Presenter: Samer A. Srour, M.D., The University of Texas MD Anderson Cancer Center
Session Title: Oral Abstract Session – Genitourinary Cancer – Kidney and Bladder
Abstract: #4508
Location: Hall D2
Presentation Date and Time: Sunday, June 1, 9:45AM – 12:45PM CT

ALPHA3: A pivotal phase 2 study of first-line (1L) consolidation with cemacabtagene ansegedleucel (cema-cel) in patients (pts) with large B-cell lymphoma (LBCL) and minimal residual disease (MRD) after response to standard therapy.

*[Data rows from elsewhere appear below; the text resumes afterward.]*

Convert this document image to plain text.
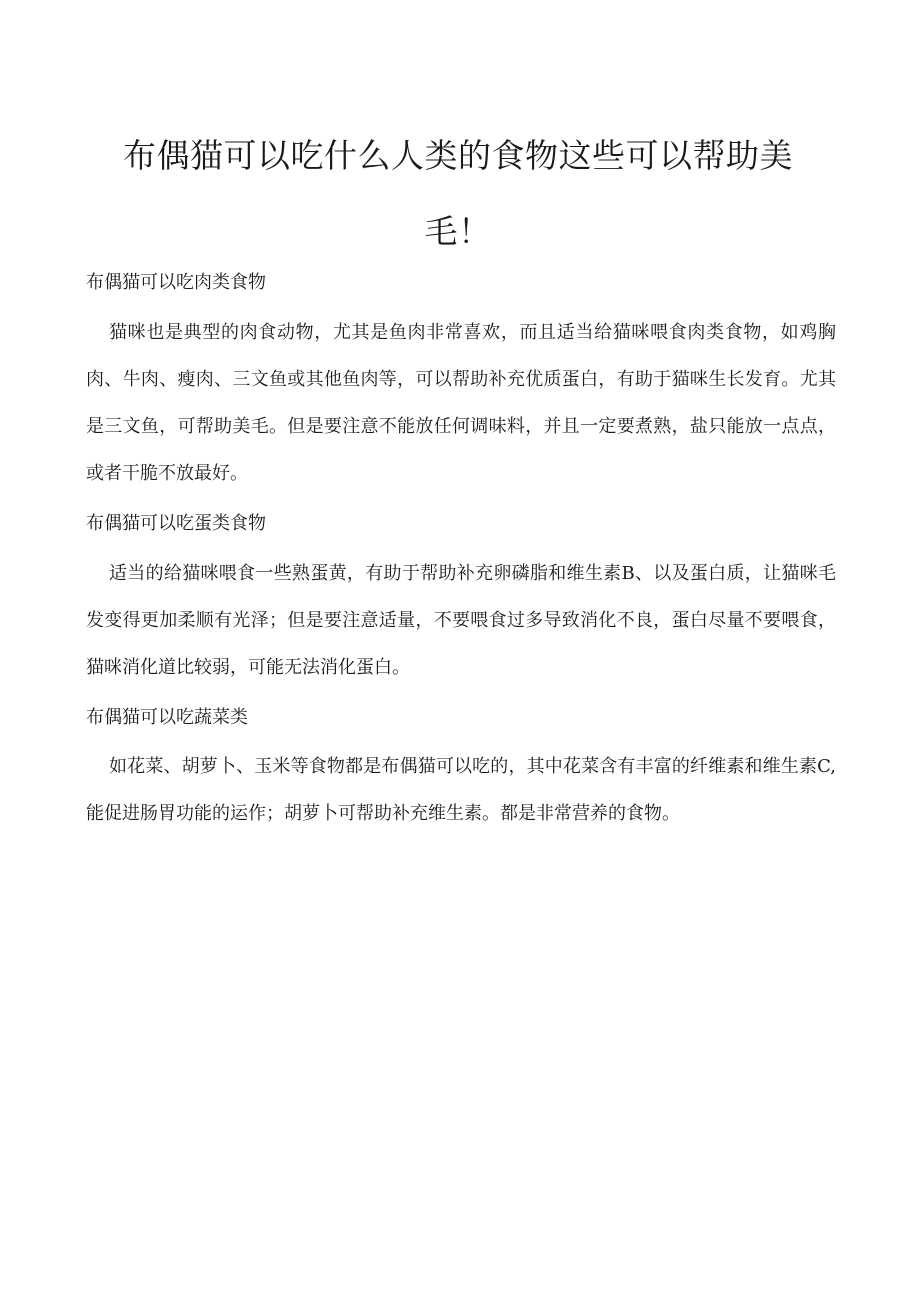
布偶猫可以吃什么人类的食物这些可以帮助美
毛！
布偶猫可以吃肉类食物

猫咪也是典型的肉食动物，尤其是鱼肉非常喜欢，而且适当给猫咪喂食肉类食物，如鸡胸肉、牛肉、瘦肉、三文鱼或其他鱼肉等，可以帮助补充优质蛋白，有助于猫咪生长发育。尤其是三文鱼，可帮助美毛。但是要注意不能放任何调味料，并且一定要煮熟，盐只能放一点点，或者干脆不放最好。

布偶猫可以吃蛋类食物

适当的给猫咪喂食一些熟蛋黄，有助于帮助补充卵磷脂和维生素B、以及蛋白质，让猫咪毛发变得更加柔顺有光泽；但是要注意适量，不要喂食过多导致消化不良，蛋白尽量不要喂食，猫咪消化道比较弱，可能无法消化蛋白。

布偶猫可以吃蔬菜类

如花菜、胡萝卜、玉米等食物都是布偶猫可以吃的，其中花菜含有丰富的纤维素和维生素C,能促进肠胃功能的运作；胡萝卜可帮助补充维生素。都是非常营养的食物。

Presenter: Jason Westin, MD, MS, FACP, The University of Texas MD Anderson Cancer Center
Session Title: Poster Session – Hematologic Malignancies – Lymphoma and Chronic Lymphocytic Leukemia
Abstract: TPS7085
Poster Board: #267a
Location: Hall A
Poster Session Display Date and Time: Sunday, June 1, 9:00AM – 12:00PM CT

About Cemacabtagene Ansegedleucel (cema-cel)
Cemacabtagene ansegedleucel, or cema-cel, is a next generation anti-CD19 AlloCAR T investigational product for the treatment of large B cell lymphoma (LBCL). In June 2022, the U.S. Food and Drug Administration granted Regenerative Medicine Advanced Therapy (RMAT) designation to cema-cel in r/r LBCL. The ALPHA3 pivotal Phase 2 trial in first line (1L) consolidation for the treatment of LBCL launched in June 2024. Allogene has oncology rights to cema-cel in the US, EU and UK with options for rights in China and Japan.

About ALLO-316 (TRAVERSE)
ALLO-316 is an AlloCAR T investigational product targeting CD70, which is highly expressed in renal cell carcinoma (RCC). CD70 is also selectively expressed in several cancers, creating the potential for ALLO-316 to be developed across a variety of both hematologic malignancies and solid tumors. The ongoing Phase 1 TRAVERSE trial is designed to evaluate the safety, tolerability, and activity of ALLO-316 in patients with advanced or metastatic clear cell RCC. In October 2024 the U.S. Food and Drug Administration (FDA) granted Regenerative Medicine Advanced Therapy (RMAT) designation based on the potential of ALLO-316 to address the unmet need for patients with advanced or metastatic CD70+ RCC. The FDA previously granted Fast Track Designation (FTD) to ALLO-316 in March 2023. In April 2024, the Company announced a $15 million award from the California Institute for Regenerative Medicine (CIRM) to support the ongoing TRAVERSE trial with ALLO-316 in RCC.

About the ALPHA3 Trial
Over 60,000 patients are expected to be treated for LBCL annually in the US, the EU and the UK. While first line (1L) R-CHOP or other chemoimmunotherapy is effective for most patients, approximately 30% who initially respond will relapse and require subsequent treatment. The current standard of care (SOC) after 1L treatment has been simply to "watch and wait" to see if the disease relapses. The pivotal Phase 2 ALPHA3 study takes advantage of cema-cel as a one-time, "off-the-shelf" treatment that can be administered immediately upon discovery of MRD following six cycles of R-CHOP or other chemoimmunotherapy, positioning it to become the standard "7th cycle" of frontline treatment available to all eligible patients with MRD.